In “2014 Safeguarding Our Seniors,” published by Allianz Life, one in five (19 percent) of adults ages 40 to 64 reported they have an older friend or family member who has been a victim elder abuse. Of this total, more than half (55 percent) said the victims did not report the financial abuse.

The study of more than 2,000 Americans — both potential victims (ages 65-plus) and other adults (ages 40 to 64) — finds that misconceptions persist about the most likely sources of abuse. And the financial impact on victims, though underreported, is often significant.

“Although past studies have explored elder financial abuse, it’s crucial to get a current picture to help determine how the financial services industry can best address this difficult yet preventable problem,” says Allianz Life President and CEO Walter White. “As America’s population gets older, the number of seniors with age-related cognitive impairments naturally is expected to grow.

“Greater awareness about the frequency of elder financial abuse will foster more discussion about ways to keep our seniors safe from financial exploitation,” he adds.
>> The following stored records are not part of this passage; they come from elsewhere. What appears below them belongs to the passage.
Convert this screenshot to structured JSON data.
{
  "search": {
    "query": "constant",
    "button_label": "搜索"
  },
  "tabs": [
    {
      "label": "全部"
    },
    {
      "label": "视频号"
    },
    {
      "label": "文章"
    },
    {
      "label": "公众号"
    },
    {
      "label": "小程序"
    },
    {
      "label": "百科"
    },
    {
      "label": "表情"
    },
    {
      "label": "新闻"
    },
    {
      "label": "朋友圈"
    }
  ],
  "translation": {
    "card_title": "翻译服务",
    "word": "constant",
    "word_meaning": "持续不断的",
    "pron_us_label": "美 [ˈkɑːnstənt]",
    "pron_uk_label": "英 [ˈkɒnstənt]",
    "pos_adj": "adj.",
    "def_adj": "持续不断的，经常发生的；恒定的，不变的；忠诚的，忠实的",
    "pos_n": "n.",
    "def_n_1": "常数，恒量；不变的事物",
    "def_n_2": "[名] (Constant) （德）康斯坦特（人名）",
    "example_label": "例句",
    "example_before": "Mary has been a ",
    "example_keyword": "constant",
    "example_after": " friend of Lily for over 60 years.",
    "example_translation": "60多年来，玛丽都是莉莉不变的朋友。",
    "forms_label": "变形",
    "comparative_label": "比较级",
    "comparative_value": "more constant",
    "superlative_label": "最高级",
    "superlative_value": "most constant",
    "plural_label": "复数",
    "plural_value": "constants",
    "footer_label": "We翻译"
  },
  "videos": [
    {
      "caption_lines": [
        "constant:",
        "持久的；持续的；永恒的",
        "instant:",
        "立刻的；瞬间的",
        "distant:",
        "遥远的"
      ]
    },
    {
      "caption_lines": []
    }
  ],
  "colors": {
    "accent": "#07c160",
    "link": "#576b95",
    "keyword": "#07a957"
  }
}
While the number of elders in the study who say they have suffered financial abuse is relatively small (5 percent), that number is likely an underestimate because some seniors might not self-identify or report abuse, the survey indicates. Given that the senior population is expected to surpass 54 million in 2020, the Allianz Life study suggests that millions of American seniors could experience financial abuse.
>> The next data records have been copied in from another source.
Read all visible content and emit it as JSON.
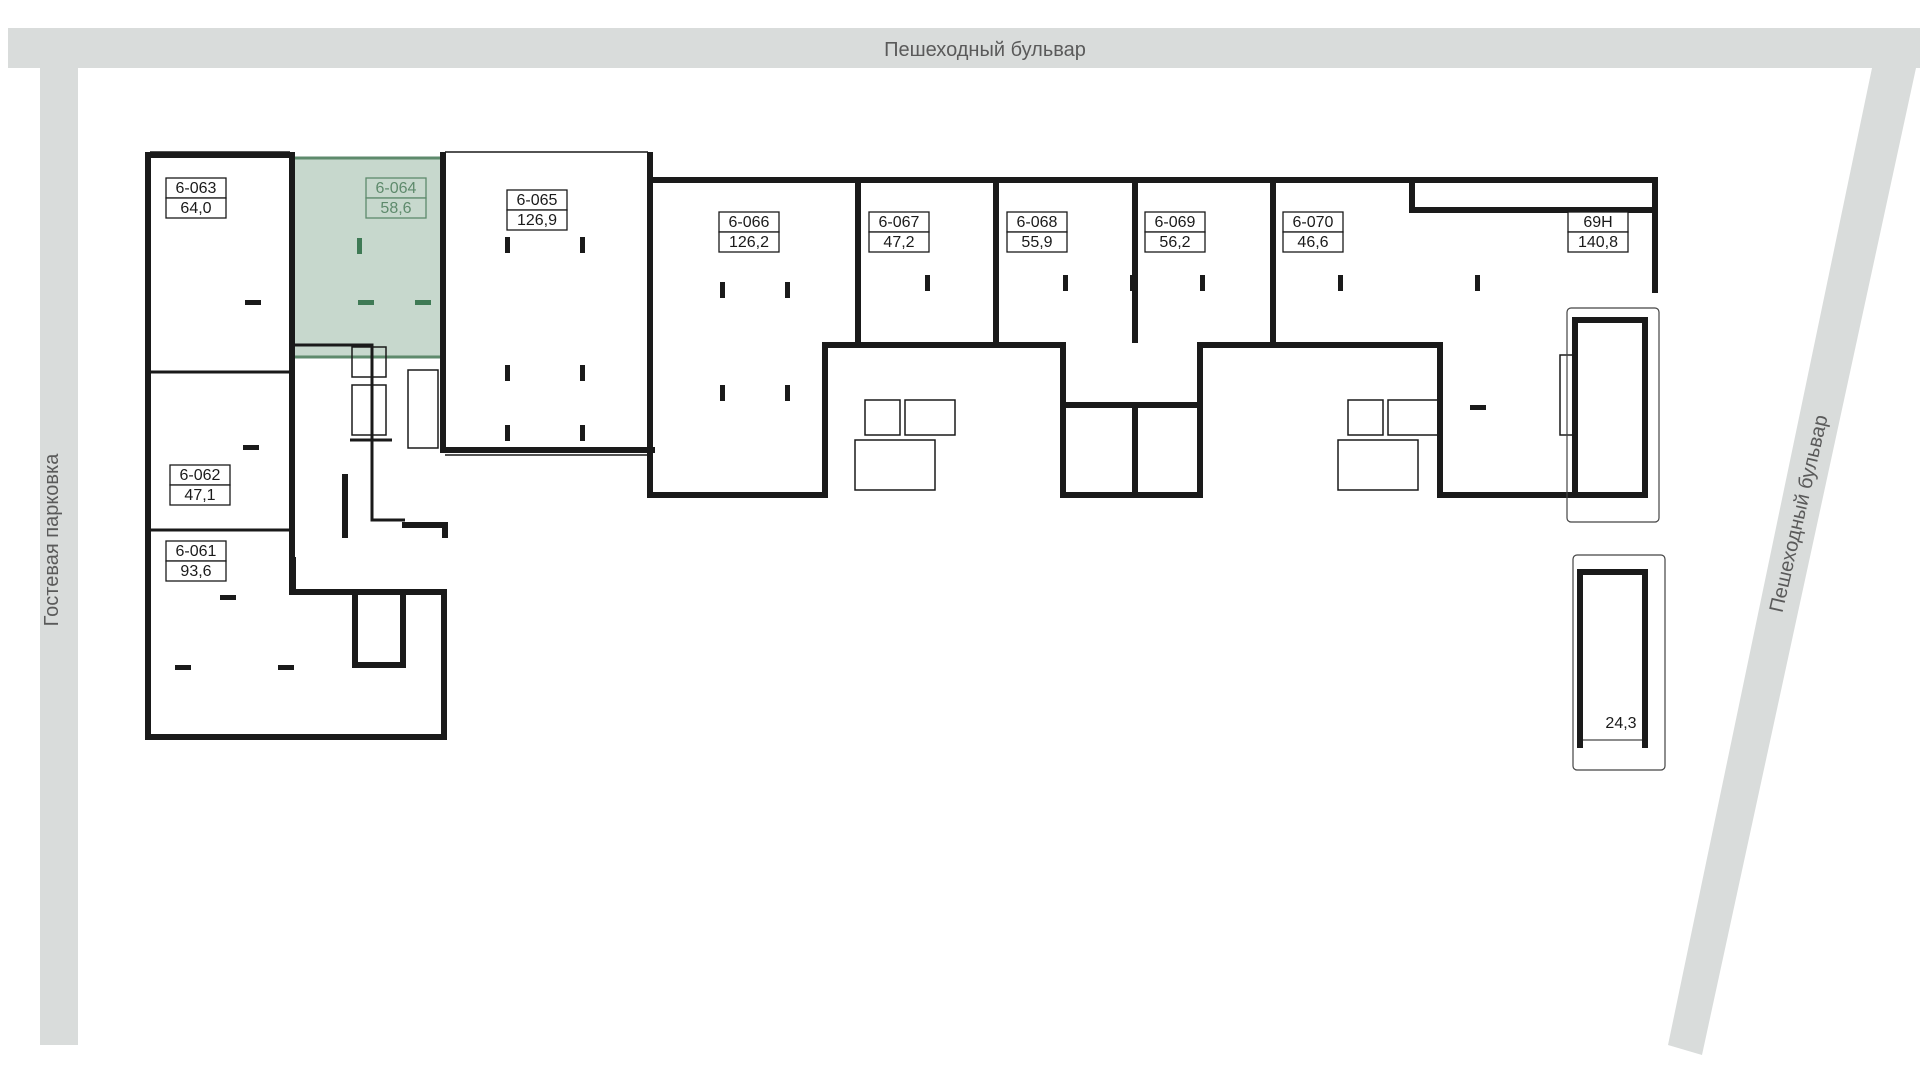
{
  "roads": {
    "top": "Пешеходный бульвар",
    "left": "Гостевая парковка",
    "right": "Пешеходный бульвар"
  },
  "units": [
    {
      "id": "6-063",
      "area": "64,0",
      "selected": false
    },
    {
      "id": "6-064",
      "area": "58,6",
      "selected": true
    },
    {
      "id": "6-065",
      "area": "126,9",
      "selected": false
    },
    {
      "id": "6-062",
      "area": "47,1",
      "selected": false
    },
    {
      "id": "6-061",
      "area": "93,6",
      "selected": false
    },
    {
      "id": "6-066",
      "area": "126,2",
      "selected": false
    },
    {
      "id": "6-067",
      "area": "47,2",
      "selected": false
    },
    {
      "id": "6-068",
      "area": "55,9",
      "selected": false
    },
    {
      "id": "6-069",
      "area": "56,2",
      "selected": false
    },
    {
      "id": "6-070",
      "area": "46,6",
      "selected": false
    },
    {
      "id": "69Н",
      "area": "140,8",
      "selected": false
    }
  ],
  "terrace_area": "24,3",
  "colors": {
    "road": "#d9dcdb",
    "selected_fill": "#c7d8cd",
    "selected_stroke": "#5e8a6c",
    "wall": "#1a1a1a"
  }
}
The majority of both elders (80 percent) and family/friends of potential victims (69 percent) rate telemarketing contact as the most likely source of abuse followed by Internet scams (68 percent elders; 47 percent family/friends) and U.S. Mail solicitation (52 percent elders; 39 percent family/friends).

Of those elders who report experiencing financial abuse, the incident was more likely to have been perpetrated by a family member, friend, or caregiver (52 percent) than by a stranger (22 percent). The study finds this consistent with previous research suggesting that elder financial abuse is commonly committed by people familiar to the victim.

For those who are victims, the study confirms the financial loss is often significant: an average of about $30,000. And more than 10 percent of victims say they suffered losses of $100,000 or more.

The report adds that several factors — aging, wealth and decreasing mental capacity — contribute to making the elderly vulnerable to financial abuse.

The U.S. Census Bureau projects that more than 20 percent of the total population will be age 65 or older by 2030. Among this group, many will likely hold considerable wealth. Baby boomers control more than $16 trillion in household investable assets, according to a LIMRA 2011 report.